New Article: Szobel, Prostitution, Power and Vulnerability in Early Twentieth-Century Hebrew Literature

Szobel, Ilana. “‘Lights in the Darkness’: Prostitution, Power and Vulnerability in Early Twentieth-Century Hebrew Literature.” Prooftexts 34.2 (2015): 170-206.

 

URL: https://muse.jhu.edu/journals/prooftexts/v034/34.2.szobel.html

 

Abstract

This article explores the juxtaposition of prostitution, masculinity, and nationalism in the works of Hebrew writers at the beginning of the twentieth century. By discussing the psycho-poetical elements that underlie David Vogel’s depiction of prostitution and the ideological elements in Gershon Shofman’s work, and by exposing their dialogue with Hayim Nahman Bialik, this project explores power, vulnerability, gender, sexuality, and nationalism in Hebrew literature of the first half of the twentieth century.
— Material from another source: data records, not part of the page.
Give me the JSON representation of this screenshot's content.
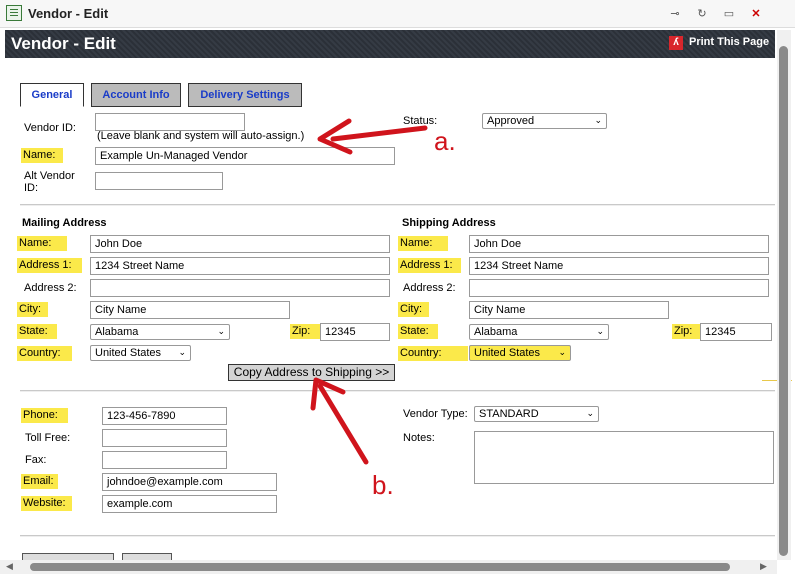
{
  "window": {
    "title": "Vendor - Edit"
  },
  "header": {
    "title": "Vendor - Edit",
    "print_label": "Print This Page"
  },
  "tabs": [
    {
      "label": "General",
      "active": true
    },
    {
      "label": "Account Info",
      "active": false
    },
    {
      "label": "Delivery Settings",
      "active": false
    }
  ],
  "general": {
    "vendor_id_label": "Vendor ID:",
    "vendor_id_value": "",
    "vendor_id_hint": "(Leave blank and system will auto-assign.)",
    "status_label": "Status:",
    "status_value": "Approved",
    "name_label": "Name:",
    "name_value": "Example Un-Managed Vendor",
    "alt_id_label_1": "Alt Vendor",
    "alt_id_label_2": "ID:",
    "alt_id_value": ""
  },
  "mailing": {
    "title": "Mailing Address",
    "name_label": "Name:",
    "name_value": "John Doe",
    "address1_label": "Address 1:",
    "address1_value": "1234 Street Name",
    "address2_label": "Address 2:",
    "address2_value": "",
    "city_label": "City:",
    "city_value": "City Name",
    "state_label": "State:",
    "state_value": "Alabama",
    "zip_label": "Zip:",
    "zip_value": "12345",
    "country_label": "Country:",
    "country_value": "United States"
  },
  "shipping": {
    "title": "Shipping Address",
    "name_label": "Name:",
    "name_value": "John Doe",
    "address1_label": "Address 1:",
    "address1_value": "1234 Street Name",
    "address2_label": "Address 2:",
    "address2_value": "",
    "city_label": "City:",
    "city_value": "City Name",
    "state_label": "State:",
    "state_value": "Alabama",
    "zip_label": "Zip:",
    "zip_value": "12345",
    "country_label": "Country:",
    "country_value": "United States"
  },
  "copy_button": "Copy Address to Shipping >>",
  "contact": {
    "phone_label": "Phone:",
    "phone_value": "123-456-7890",
    "tollfree_label": "Toll Free:",
    "tollfree_value": "",
    "fax_label": "Fax:",
    "fax_value": "",
    "email_label": "Email:",
    "email_value": "johndoe@example.com",
    "website_label": "Website:",
    "website_value": "example.com",
    "vendor_type_label": "Vendor Type:",
    "vendor_type_value": "STANDARD",
    "notes_label": "Notes:",
    "notes_value": ""
  },
  "annotations": {
    "a": "a.",
    "b": "b."
  },
  "colors": {
    "highlight": "#fbe94a",
    "tab_text": "#1a3cc8",
    "annotation": "#d0141c",
    "header_bg": "#2b3038"
  },
  "icons": {
    "window_icon": "document-icon",
    "print_icon": "pdf-icon",
    "window_buttons": [
      "pin-icon",
      "refresh-icon",
      "minimize-icon",
      "close-icon"
    ]
  }
}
My study argues that the trope of the prostitute enables writers of early Hebrew literature to negotiate questions of strength and weakness in the Jewish world. Although Bialik’s option of sovereign masculinity became the norm for the Zionist discourse, Shofman, Vogel, Brenner, Reuveni and others expressed different perceptions of gender and power. Hence, in order to understand the intensity of the poetic, national, and gendered dilemmas and struggles of this generation, this study offers to listen not only to their concepts of revival, renewal and empowerment, but also to their expressions of weakness, frustration, loss, anger and aggression.

 

 

New Article: Hollander, Zionism, Masculinity, and Sexuality in Reuveni’s ‘Ad Yerushalayim

Hollander, Philip. “Rereading ‘Decadent’ Palestinian Hebrew Literature: The Intersection of Zionism, Masculinity, and Sexuality in Aharon Reuveni’s ‘Ad Yerushalayim.” AJS Review 39.1 (2015): 3-26.

 

URL: http://dx.doi.org/10.1017/S0364009414000622

 

Abstract

This article asserts that politics motivated Aharon Reuveni to employ representations of psychic fragmentation and dysfunctional social institutions to portray Palestinian Jewish life in his novelistic trilogy ‘Ad Yerushalayim. These purportedly decadent representations helped him foreground individual and collective flaws he saw limiting the early twentieth-century Palestinian Jewish community’s development and promote norms he saw as conducive to growth. Thus, as examination of the trilogy’s central male figures demonstrates, Reuveni advances a Zionist masculinity grounded in introspectiveness and ongoing commitment to the achievement of communally shared goals. To further support this Zionist masculine form, the trilogy categorizes men who pursue homosocial ties with others who don’t maintain this masculinity as homosexuals. Thus gender and sexuality are used to coerce male readers into adopting specific behavioral norms. This attention to gender and sexuality’s role in early twentieth-century Palestinian Hebrew fiction offers a way to grasp its long-overlooked political character.

 

Cite: Siegel, Rape and the ‘Arab Question’ in Arieli & Reuveni

Siegel, Andrea. “Rape and the ‘Arab Question’ in L.A. Arieli’s Allah Karim! and Aharon Reuveni’s Devastation.” Nashim 23 (2012): 110-128.

 

URL: http://www.jstor.org/stable/10.2979/nashim.23.110

 

Abstract

The image of the New Woman in early Zionist literature is at present an understudied field, though there have been significant advances in recent years. This article brings together the “Woman Question” and the “Arab Question” in Zionist thought prior to the 1929 Arab riots in Palestine. When reading concurrently for race and gender, the import of rape surfaces as a trope in two of the most significant Hebrew literary works relating to the Arab Question: L.A. Arieli’s drama Allah Karim! (1912) and Aharon Reuveni’s novel Devastation (1925).

Arguably, Zionist writers carried to Palestine a deep concern about rape from the east European pogroms of the late nineteenth and early twentieth centuries and projected this concern onto the Arab male foe. In their writings, the pioneer Zionist man’s own sexual urges (whether enervated or unruly) are put to the test: Can he properly channel his virility as he prepares to battle the Arab foe? Within this tension, I highlight how Jewish women’s roles are both controversial and pivotal in the narratives.